Потом мы ушли. На следующий день сменили ему повязки, но уже один раз, однако не давали ему вдыхать табачный дым. И это было в последний раз, действительно — в последний, когда была необходимость лечить суставы дона Педро. Он никогда больше не болел, во всяком случае, не болели суставы, которые восстановились раз и навсегда. Само собой разумеется, дон Педро был благодарен доктору Монардесу и всем восторженно рассказывал о нем. Я думаю, что и ко мне он сохранил самые добрые чувства. Правда, впоследствии он трижды вышвыривал меня из таверны «Три жеребца», но делал это исключительно внимательно и бережно, я бы даже сказал, заботливо. Впрочем, мне кажется, что «вышвыривал» — не совсем точное слрво. Скорее, он брал меня в охапку по одну сторону двери и оставлял с другой ее стороны. Мне приходилось видеть, как он вышвыривает из заведения других людей, скажем, Ринкона, так никакого сравнения. Впрочем, с Ринконом ему не стоило так обходиться, потому как тот мастерски владеет ножом. И хотя дон Педро может задушить Ринкона двумя пальцами, все-таки на его месте я не стал бы рисковать. Всякое бывает. Правда, и Ринкон отлично знает, где и что он себе может позволить, — в уме и хитрости ему не откажешь. Можно прожить с ним бок о бок всю жизнь, но так и не понять, что у него есть нож. Но если запахнет деньгами, все разом меняется, причем кардинально. Не советую в такой момент оказаться у него на пути, ибо тебе придется туго, я бы даже сказал, тебе будет грозить смертельная опасность.

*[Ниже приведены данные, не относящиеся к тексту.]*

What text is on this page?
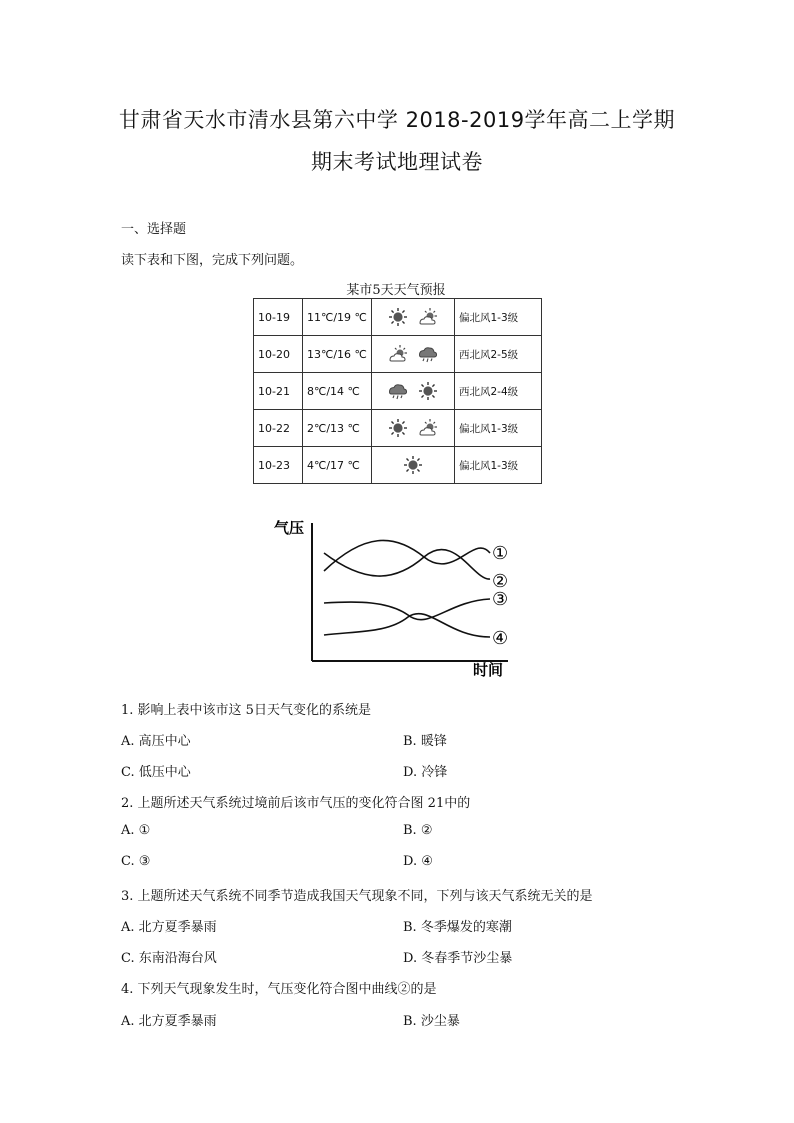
甘肃省天水市清水县第六中学 2018-2019学年高二上学期
期末考试地理试卷
一、选择题
读下表和下图，完成下列问题。
某市5天天气预报
10-19	11℃/19 ℃		偏北风1-3级
10-20	13℃/16 ℃		西北风2-5级
10-21	8℃/14 ℃		西北风2-4级
10-22	2℃/13 ℃		偏北风1-3级
10-23	4℃/17 ℃		偏北风1-3级
气压
时间
①
②
③
④
1. 影响上表中该市这 5日天气变化的系统是
A. 高压中心	B. 暖锋
C. 低压中心	D. 冷锋
2. 上题所述天气系统过境前后该市气压的变化符合图 21中的
A. ①	B. ②
C. ③	D. ④
3. 上题所述天气系统不同季节造成我国天气现象不同，下列与该天气系统无关的是
A. 北方夏季暴雨	B. 冬季爆发的寒潮
C. 东南沿海台风	D. 冬春季节沙尘暴
4. 下列天气现象发生时，气压变化符合图中曲线②的是
A. 北方夏季暴雨	B. 沙尘暴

В тот вечер у меня на пути встал полоумный Хосе. Однако он не представляет опасности. Любит остановиться у ограды в конце улицы, где набросаны деревянные балки, и разговаривать с котами, что прячутся под ними. Он зовет их, хлопает в ладоши. Со стороны можно подумать, что коты любят с ним играть, но это не так. Они прячутся от него и отказываются вылезать из-под балок. Если ты хочешь выманить котов, брось им какую-нибудь еду. Тогда они обратят на тебя внимание, начнут играть с тобой, мурлыкать, тереться о твои ноги, держа хвост трубой. Или будут стоять на месте, позволяя себя гладить. Коты. Такими их сделала природа. Но полоумный Хосе напрасно взывает к котам ласковым голосом, хлопает в ладоши и глупо улыбается, заметив меня.
— Ты бы им дал чего-нибудь, Хосе, — говорю я ему, проходя мимо.
Но он продолжает смотреть, все так же глупо улыбаясь. Я вообще не уверен, слышит ли он меня.